One disadvantage I've seen with XFS is that you cannot shrink [0] the file system. For a box dedicated to network storage this shouldn't be a problem. But in my instance I made /var a bit too large and needed to reclaim space for /.
[0] http://xfs.org/index.php/Shrinking_Support
---~~.~~--- Mike // SilverTip257 //
On Sat, Aug 4, 2012 at 4:12 PM, John R Pierce pierce@hogranch.com wrote:
On 08/04/12 7:01 AM, ashkab rahmani wrote:
hello i have 16tb storage. 8x2tb sata raided. i want to share it on network via nfs. which file system is better for it?
we are using XFS with CentOS 6.latest on 80TB file systems, works quite well. handles a mix of many tiny files and very large files without any special tuning.

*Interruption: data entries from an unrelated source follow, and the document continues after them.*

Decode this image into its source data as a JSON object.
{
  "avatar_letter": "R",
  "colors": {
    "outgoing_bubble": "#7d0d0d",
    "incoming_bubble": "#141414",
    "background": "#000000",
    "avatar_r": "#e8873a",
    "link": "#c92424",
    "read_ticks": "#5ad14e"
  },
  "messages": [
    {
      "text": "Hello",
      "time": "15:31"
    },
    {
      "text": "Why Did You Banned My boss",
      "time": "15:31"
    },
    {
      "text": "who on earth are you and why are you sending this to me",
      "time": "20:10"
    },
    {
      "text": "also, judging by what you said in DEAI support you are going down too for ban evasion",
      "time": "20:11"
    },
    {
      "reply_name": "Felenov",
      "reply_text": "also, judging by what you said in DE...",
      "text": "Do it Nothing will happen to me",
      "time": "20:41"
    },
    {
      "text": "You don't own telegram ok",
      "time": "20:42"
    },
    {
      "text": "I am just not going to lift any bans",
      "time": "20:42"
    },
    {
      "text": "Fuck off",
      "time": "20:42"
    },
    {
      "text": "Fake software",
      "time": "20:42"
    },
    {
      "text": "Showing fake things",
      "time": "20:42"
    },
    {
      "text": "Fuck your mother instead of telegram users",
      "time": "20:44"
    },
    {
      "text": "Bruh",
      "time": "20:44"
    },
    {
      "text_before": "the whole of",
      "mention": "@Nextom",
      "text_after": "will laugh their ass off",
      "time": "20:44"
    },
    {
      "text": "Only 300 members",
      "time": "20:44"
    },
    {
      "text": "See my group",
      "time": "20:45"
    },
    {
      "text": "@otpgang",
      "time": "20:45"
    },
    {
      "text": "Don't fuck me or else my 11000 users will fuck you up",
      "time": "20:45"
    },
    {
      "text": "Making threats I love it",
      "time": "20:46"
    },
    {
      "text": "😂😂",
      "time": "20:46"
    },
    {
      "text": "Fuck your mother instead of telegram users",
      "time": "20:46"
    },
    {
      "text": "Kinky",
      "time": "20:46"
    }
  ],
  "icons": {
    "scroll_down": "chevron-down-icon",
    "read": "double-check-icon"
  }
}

Theres one big issue with NFS that requires a workaround... XFS requires 64 bit inodes on a large file system ('inode64'), and by default, NFS wants to use the inode as the unique ID for the export, this doesn't work as that unique ID has to be 32 bits, so you have to manually specify a unique identifier for each share from a given server. I can't remember offhand what the specific option is, but you can specify 1, 2, 3, 4 for the share identifiers, or any other unique integer. if you only export the root of a file system, tis is not a problem. this problem is squarely an NFS implementation problem, that code should have been fixed eons ago.